What Questions Should Robots Be Able to Answer? A Dataset of User Questions for Explainable Robotics

With the growing use of large language models and conversational interfaces in human-robot interaction, robots' ability to answer user questions is more important than ever. We therefore introduce a dataset of 1,893 user questions for household robots, collected from 100 participants and organized into 12 categories and 70 subcategories. Most work in explainable robotics focuses on why-questions. In contrast, our dataset provides a wide variety of questions, from questions about simple execution details to questions about how the robot would act in hypothetical scenarios -- thus giving roboticists valuable insights into what questions their robot needs to be able to answer. To collect the dataset, we created 15 video stimuli and 7 text stimuli, depicting robots performing varied household tasks. We then asked participants on Prolific what questions they would want to ask the robot in each portrayed situation. In the final dataset, the most frequent categories are questions about task execution details (21.4%), the robot's capabilities (12.6%), and performance assessments (10.7%). Although questions about how robots would handle potentially difficult scenarios and ensure correct behavior are less frequent, users rank them as the most important for robots to be able to answer. Moreover, we find that users who identify as novices in robotics ask different questions than more experienced users. Novices are more likely to inquire about simple facts, such as what the robot did or the current state of the environment. As robots enter environments shared with humans and language becomes central to giving instructions and interaction, this dataset provides a valuable foundation for (i) identifying the information robots need to log and expose to conversational interfaces, (ii) benchmarking question-answering modules, and (iii) designing explanation strategies that align with user expectations.

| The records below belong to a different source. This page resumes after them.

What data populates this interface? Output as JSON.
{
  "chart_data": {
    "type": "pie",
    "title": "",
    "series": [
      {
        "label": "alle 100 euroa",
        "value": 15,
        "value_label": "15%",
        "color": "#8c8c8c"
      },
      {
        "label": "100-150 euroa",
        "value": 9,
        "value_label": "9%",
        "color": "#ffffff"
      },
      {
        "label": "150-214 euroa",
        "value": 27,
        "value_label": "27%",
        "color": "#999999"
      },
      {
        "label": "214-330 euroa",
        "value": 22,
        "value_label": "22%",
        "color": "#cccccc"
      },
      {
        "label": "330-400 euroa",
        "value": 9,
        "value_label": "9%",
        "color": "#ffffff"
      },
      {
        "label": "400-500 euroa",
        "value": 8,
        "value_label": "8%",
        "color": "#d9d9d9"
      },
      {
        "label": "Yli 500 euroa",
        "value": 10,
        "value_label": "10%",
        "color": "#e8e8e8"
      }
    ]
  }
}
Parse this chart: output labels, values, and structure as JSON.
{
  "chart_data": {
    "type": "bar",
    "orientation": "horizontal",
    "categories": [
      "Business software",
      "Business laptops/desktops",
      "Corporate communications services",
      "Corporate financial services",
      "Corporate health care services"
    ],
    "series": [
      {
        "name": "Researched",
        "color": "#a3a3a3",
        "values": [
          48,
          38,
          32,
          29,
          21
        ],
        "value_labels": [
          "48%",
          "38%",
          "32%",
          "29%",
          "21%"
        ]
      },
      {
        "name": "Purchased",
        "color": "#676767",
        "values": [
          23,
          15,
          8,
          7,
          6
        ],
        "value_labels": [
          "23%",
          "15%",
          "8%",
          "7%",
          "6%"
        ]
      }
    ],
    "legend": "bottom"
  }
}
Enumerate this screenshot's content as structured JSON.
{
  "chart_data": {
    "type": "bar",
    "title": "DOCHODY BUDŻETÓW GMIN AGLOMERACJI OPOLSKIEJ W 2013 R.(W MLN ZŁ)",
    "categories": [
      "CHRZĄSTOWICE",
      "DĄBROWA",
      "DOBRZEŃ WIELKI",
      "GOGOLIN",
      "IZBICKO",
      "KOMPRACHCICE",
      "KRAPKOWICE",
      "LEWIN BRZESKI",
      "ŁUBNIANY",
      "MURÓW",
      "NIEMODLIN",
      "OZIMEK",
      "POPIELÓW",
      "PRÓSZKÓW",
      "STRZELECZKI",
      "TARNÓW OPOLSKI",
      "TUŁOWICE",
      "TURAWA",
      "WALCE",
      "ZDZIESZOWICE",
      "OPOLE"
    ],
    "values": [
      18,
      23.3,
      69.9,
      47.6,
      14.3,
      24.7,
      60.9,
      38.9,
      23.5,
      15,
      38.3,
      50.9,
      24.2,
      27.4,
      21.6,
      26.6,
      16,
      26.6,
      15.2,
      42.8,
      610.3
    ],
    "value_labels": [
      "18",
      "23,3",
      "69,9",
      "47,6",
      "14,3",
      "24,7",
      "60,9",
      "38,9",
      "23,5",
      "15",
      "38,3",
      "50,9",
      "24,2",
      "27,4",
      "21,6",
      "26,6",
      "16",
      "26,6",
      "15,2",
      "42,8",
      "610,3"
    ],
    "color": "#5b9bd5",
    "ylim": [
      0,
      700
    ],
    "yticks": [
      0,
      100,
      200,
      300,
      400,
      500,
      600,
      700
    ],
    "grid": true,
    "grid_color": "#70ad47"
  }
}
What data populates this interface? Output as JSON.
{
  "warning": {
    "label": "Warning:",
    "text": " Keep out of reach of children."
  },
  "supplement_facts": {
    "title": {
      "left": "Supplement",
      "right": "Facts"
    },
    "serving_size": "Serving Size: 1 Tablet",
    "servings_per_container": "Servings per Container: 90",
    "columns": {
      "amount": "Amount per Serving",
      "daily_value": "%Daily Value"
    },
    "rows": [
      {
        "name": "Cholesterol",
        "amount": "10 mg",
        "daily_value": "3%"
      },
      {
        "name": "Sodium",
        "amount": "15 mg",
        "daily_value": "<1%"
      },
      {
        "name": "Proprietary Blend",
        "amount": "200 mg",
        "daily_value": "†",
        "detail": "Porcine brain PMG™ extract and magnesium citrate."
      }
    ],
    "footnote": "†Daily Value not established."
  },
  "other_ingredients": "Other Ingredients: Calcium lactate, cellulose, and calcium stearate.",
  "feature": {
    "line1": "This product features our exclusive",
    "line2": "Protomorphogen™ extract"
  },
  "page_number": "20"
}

翻译：随着大语言模型与对话式接口在人机交互中的广泛应用，机器人回答用户问题的能力比以往任何时候都更为重要。为此，我们构建了一个包含1,893个家庭机器人用户问题的数据集，这些问题从100名参与者中收集，并整理为12个大类与70个子类。现有可解释机器人学研究主要聚焦"为什么"类问题，而本数据集涵盖从简单执行细节到假设场景行为等多样化问题类型——为机器人学家提供了关于机器人应具备回答能力的关键洞察。为构建该数据集，我们制作了15个视频刺激材料与7个文本刺激材料，展示机器人执行多样化家务的场景，并通过Prolific平台邀请参与者针对每个场景描述向机器人提问。最终数据集显示，高频问题类别依次为：任务执行细节（21.4%）、机器人能力（12.6%）与性能评估（10.7%）。尽管用户较少询问机器人应对困难场景及确保正确行为的问题，但这类问题被用户评为最需要机器人回答的关键问题。此外，我们发现机器人领域的初学者与经验用户所提问题存在差异：初学者更倾向询问简单事实，如机器人已完成的操作或当前环境状态。随着机器人进入人类共享环境，语言成为指令下达与交互的核心载体，本数据集将为以下研究提供重要基础：（i）确定机器人需要记录并开放给对话式接口的信息；（ii）构建问答模块基准测试；（iii）设计与用户期望相符的解释策略。